** I am in no way affiliated with the authors of this article in anyway shape or form, this design was created for educational purposes. **
We’re down to the wire, and this week we learned how to use the pen tool in Photoshop; a tool that might be better known in a program such as Illustrator. However, the pen tool in Photoshop is helpful as you can use it to create layer masks, or to create a stroke as I did in my showcase assignment for this week.
This week we were asked to design an infographic based on one of two articles given, I chose Article B, Fun Cheese Facts for National Cheese Day because I thought it was a more fun topic and I liked that this article had more categories as I wanted to create a vertical design (plus I have an addiction to cheddar cheese, its only mild though .. ba dum chhh).
Before taking to Photoshop I sketched out what I was thinking of displaying for the facts as I went line by line through the article. Below is the visual of my brief wireframe: (you will notice there are some aspects that I did end up tweaking once looking at my final design)
Although the above was a brief sketch I then took to Photoshop to make those designs come to life. I went section-by-section and not bothering with color or typography yet just placed my idea on a canvas. After, I was a bit stuck as I wasn’t exactly sure how I wanted the overall design to look, so I took to Pinterest for some inspiration. I searched Cheese Infographics first, but only came across life like photos and designs. I have always loved more cartoon/distressed/retro designs so after feeling like I struck out with that search I began a new one, this time simply typing infographics in the search box. I came across this design about Coffee Facts that I particularly liked as far as their color choices and graphics and decided to use this as my inspiration.
COLOR & FONTS
Now that I had some inspiration I started to feel a little more at ease with this assignment and began to focus on colors now. I wanted to stick to a very basic color pattern and decided on: dark gray, light gray, a light yellow (as seen in the background), and a lighter orange (to symbolize cheese). Next I turned to search for fonts to bring more creative spark, and I found that in Emmenthaler onas this font in particular reminded me of Swiss cheese. I also chose just a simple san serif font to balance out selecting Helvetica Bold.

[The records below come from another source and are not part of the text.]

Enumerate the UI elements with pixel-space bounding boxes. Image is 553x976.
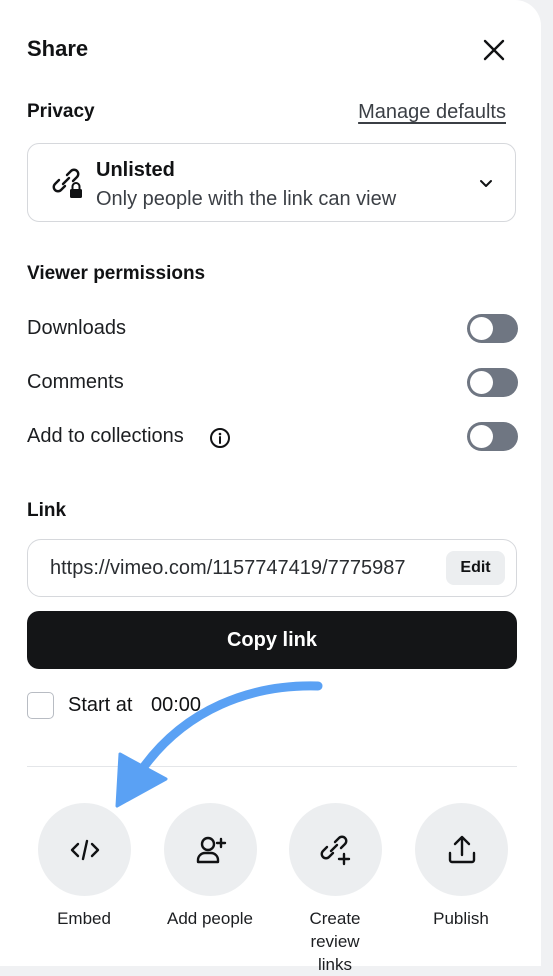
chevron-down-icon (480, 180, 492, 187)
add-person-icon (196, 836, 226, 863)
link-plus-icon (320, 835, 350, 865)
code-icon (70, 839, 99, 860)
downloads-toggle[interactable] (467, 314, 518, 343)
close-icon[interactable] (478, 34, 510, 66)
review-links-icon-circle (289, 803, 382, 896)
comments-label: Comments (27, 371, 124, 393)
start-at-time[interactable]: 00:00 (151, 694, 201, 717)
publish-label: Publish (433, 909, 489, 928)
publish-icon-circle (415, 803, 508, 896)
share-link-field[interactable]: https://vimeo.com/1157747419/7775987 Edi… (27, 539, 517, 597)
link-lock-icon (52, 168, 82, 198)
embed-label: Embed (57, 909, 111, 928)
edit-link-button[interactable]: Edit (446, 551, 505, 585)
share-link-url[interactable]: https://vimeo.com/1157747419/7775987 (50, 557, 440, 580)
downloads-label: Downloads (27, 317, 126, 339)
link-label: Link (27, 500, 67, 521)
copy-link-button[interactable]: Copy link (27, 611, 517, 669)
info-icon[interactable] (209, 427, 231, 449)
privacy-dropdown[interactable]: Unlisted Only people with the link can v… (27, 143, 516, 222)
add-people-icon-circle (164, 803, 257, 896)
manage-defaults-link[interactable]: Manage defaults (358, 101, 506, 124)
toggle-knob (470, 371, 493, 394)
panel-title: Share (27, 36, 89, 61)
toggle-knob (470, 317, 493, 340)
start-at-checkbox[interactable] (27, 692, 54, 719)
comments-toggle[interactable] (467, 368, 518, 397)
toggle-knob (470, 425, 493, 448)
start-at-label: Start at (68, 694, 133, 716)
privacy-label: Privacy (27, 101, 95, 122)
add-to-collections-toggle[interactable] (467, 422, 518, 451)
embed-icon-circle (38, 803, 131, 896)
privacy-option-subtitle: Only people with the link can view (96, 188, 397, 210)
add-people-label: Add people (166, 909, 254, 928)
divider (27, 766, 517, 767)
upload-icon (448, 835, 475, 863)
share-panel: Share Privacy Manage defaults Unlisted O… (0, 0, 541, 974)
add-to-collections-label: Add to collections (27, 425, 184, 447)
viewer-permissions-label: Viewer permissions (27, 263, 206, 284)
privacy-option-title: Unlisted (96, 159, 175, 181)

With somewhat of a plan in place I then went back and re-focused on each section to re-design it so the whole image is cohesive. I started changing aspects from my original wireframe sketch when I realized that certain categories didn’t have enough information to have its own line section. For example in my sketch I had the National Cheese Day text with an image of a calendar on its own line, but once I found an image and arranged the text I realized that it was just too little of information to be able to fill up the space I wanted it to. So instead I transformed the data into a text design and shared the space with another fact. The only other category that in the end differed from the original sketch was the “Cheese making has been around for nearly 4,000 years”. Originally I had planned on having a timeline, but found it hard to depict such a broad span of years and found myself repeating the wording in the text and through the design, so instead I created a “text design” and shared their space again with the number of variety of cheeses.
Another aspect of my design that is prominent throughout is that I decided to make the word “cheese” the same light orange throughout the image, which I thought helped to make the word pop in the facts. As well, I designed certain words/facts to have a different font or color to make them stand out so the whole design isn’t boring. I also rearranged the sections so they aren’t in the same order that you read about them in the article. I did this because some sections had 2 facts per line and I wanted the layout to differ from section to section, so based on how many facts or the icons in the section depicted where they came in the design (as well I wanted the icons balanced throughout).
Finally, I used the pen tool to section off the first category to show which facts belonged together as to not confuse the user. I choose a softer orange so that it was visible but not distracting. I then duplicated the pen stroke and sectioned off each category following as well. Below is my final design:
Although I didn’t utilize the pen tool as much as I wanted I feel comfortable knowing the capacity of the tool as well that I can use it for more than just shapes. I am very pleased with my infographic design and think it definitely came a long way from my original wireframe sketch.